SÃO PAULO, SP (FOLHAPRESS) – A recente alta do IOF (Imposto sobre Operações Financeiras) para operações de câmbio tem impulsionado as transações feitas por brasileiros com stablecoins -criptomoedas que acompanham o valor de um ativo de referência, em geral o dólar, e cujas transações não estão sujeitas ao imposto, que foi de 1,1% para 3,5% para compras internacionais no cartão e de moeda em espécie e para remessas ao exterior.
De acordo com a plataforma Biscoint, a média de negociação da Tether (USDT), uma das mais antigas e negociadas stablecoins lastreadas em dólar, subiu 78% de 2024 para 2025 em reais. O total movimentado foi de R$ 53 bilhões em 2024 para R$ 74 bilhões este ano.
“A adoção está crescendo absurdamente”, diz Sarah Uska, porta-voz do Bitybank, que oferece um cartão atrelado a criptomoedas. Ela cita um aumento de 36% no volume transacionado de stablecoins atreladas ao dólar americano no Brasil entre junho e julho.

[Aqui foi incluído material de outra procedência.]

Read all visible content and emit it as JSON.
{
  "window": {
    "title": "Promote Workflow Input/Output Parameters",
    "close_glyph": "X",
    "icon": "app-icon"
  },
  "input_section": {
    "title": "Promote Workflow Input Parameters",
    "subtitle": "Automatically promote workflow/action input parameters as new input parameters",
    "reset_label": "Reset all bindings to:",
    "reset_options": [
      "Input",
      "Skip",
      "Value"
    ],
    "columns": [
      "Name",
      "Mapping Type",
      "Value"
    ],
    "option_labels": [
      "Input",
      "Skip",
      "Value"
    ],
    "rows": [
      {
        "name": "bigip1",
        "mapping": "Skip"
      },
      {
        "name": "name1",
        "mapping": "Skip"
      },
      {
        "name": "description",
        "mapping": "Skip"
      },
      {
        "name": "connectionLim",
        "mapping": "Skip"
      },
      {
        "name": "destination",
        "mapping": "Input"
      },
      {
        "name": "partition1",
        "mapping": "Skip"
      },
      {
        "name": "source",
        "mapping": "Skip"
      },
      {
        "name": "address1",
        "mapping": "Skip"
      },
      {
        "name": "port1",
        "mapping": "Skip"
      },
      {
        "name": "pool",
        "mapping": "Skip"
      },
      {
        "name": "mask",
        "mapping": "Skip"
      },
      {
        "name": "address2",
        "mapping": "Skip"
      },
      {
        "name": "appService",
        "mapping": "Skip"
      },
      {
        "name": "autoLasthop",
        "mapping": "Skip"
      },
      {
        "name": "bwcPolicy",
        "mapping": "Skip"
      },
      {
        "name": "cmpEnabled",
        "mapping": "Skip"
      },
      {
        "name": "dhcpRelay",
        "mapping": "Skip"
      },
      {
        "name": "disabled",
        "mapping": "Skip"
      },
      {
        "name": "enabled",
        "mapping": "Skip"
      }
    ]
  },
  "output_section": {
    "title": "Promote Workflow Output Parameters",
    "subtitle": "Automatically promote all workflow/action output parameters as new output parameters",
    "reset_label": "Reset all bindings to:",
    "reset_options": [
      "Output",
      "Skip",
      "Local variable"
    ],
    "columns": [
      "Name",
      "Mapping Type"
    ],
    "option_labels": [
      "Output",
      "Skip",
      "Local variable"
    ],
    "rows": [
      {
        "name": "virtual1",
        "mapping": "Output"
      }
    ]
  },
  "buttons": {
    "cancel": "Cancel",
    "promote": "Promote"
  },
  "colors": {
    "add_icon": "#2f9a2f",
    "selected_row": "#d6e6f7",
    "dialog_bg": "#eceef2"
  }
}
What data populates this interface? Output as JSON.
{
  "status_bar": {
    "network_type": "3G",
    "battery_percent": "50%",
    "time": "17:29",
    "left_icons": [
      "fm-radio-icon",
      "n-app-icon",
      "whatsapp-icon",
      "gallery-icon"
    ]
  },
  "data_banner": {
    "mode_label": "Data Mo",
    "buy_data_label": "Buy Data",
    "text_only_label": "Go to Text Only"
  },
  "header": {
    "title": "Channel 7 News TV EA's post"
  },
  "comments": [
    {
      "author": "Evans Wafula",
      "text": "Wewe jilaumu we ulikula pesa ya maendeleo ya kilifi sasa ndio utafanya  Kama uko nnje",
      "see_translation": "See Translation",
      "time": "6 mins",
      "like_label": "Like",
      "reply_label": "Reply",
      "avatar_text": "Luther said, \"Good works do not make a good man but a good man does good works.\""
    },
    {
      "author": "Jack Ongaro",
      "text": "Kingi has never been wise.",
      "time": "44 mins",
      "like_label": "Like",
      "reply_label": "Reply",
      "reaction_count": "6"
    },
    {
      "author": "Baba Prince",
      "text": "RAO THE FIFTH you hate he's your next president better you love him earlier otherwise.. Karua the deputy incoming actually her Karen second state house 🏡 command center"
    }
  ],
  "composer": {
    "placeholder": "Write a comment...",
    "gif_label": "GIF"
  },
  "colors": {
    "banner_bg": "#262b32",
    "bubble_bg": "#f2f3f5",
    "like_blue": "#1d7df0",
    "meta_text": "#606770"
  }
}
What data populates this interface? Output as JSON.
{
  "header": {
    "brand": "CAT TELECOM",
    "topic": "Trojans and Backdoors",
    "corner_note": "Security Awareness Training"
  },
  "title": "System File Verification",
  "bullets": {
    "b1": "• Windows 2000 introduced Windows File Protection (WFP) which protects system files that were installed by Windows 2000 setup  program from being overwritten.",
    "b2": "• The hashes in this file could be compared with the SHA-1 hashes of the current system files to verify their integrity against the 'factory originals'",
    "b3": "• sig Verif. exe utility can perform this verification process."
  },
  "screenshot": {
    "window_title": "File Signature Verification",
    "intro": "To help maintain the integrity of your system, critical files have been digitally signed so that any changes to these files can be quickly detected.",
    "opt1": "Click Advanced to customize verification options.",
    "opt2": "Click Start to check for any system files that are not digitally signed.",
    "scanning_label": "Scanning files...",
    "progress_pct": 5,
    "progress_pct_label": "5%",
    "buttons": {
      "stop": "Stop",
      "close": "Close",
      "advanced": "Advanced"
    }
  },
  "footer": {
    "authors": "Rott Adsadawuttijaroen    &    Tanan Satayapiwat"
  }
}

Além do aumento do imposto, julho teve outra mudança que impulsionou o uso dessas moedas. O presidente dos Estados Unidos, Donald Trump, aprovou a regulação de stablecoins lastreadas em dólar americano, com a exigência de que as exchanges que as negociam mantenham reservas para garantir que uma moeda equivalha a um dólar.
Procurada, a Receita Federal ressaltou que a posse de stablecoins deve ser declarada se ultrapassar os R$ 5.000 por ativo, assim como operações com criptomoedas que excedam R$ 30 mil.
De acordo com a Receita, foram declaradas R$ 40 bilhões ao mês, em média, em operações realizadas com criptoativos por PFs e PJs no primeiro semestre deste ano.
Por mais que seja uma compra indireta de dólar, a atual legislação não classifica transações com stablecoins como operações cambiais, por isso a isenção do IOF.
O regulador trabalha para mudar a regra. Procurado, o BC afirmou que questões de natureza tributária são de competência da Receita Federal e que já apresentou proposta de regulamentação do uso de ativos virtuais no mercado de câmbio. Além disso, a “elaboração da regulamentação da prestação de serviços de ativos virtuais no mercado de câmbio está em fase de conclusão.”
“Essa regulamentação contemplará, entre outros temas, as condições e requerimentos específicos para utilização de ativos virtuais, inclusive os denominados em moeda estrangeira (stablecoins), em pagamentos internacionais, sempre por meio de instituição autorizada a funcionar e a operar em câmbio pelo Banco Central”, completou o BC.
Segundo dados compilados pela Visa, o volume transacionado por pessoas físicas por meio dessas moedas digitais foi de US$ 155,5 bilhões nos últimos seis anos. Em relação ao valor das transações orgânicas (excluindo-se robôs), a participação do varejo é de apenas 0,6%, mas em relação ao número de transferências, as pessoas físicas correspondem a 55% do total. Ou seja, as pessoas fazem muitas transações com stablecoins, mas de valores pequenos.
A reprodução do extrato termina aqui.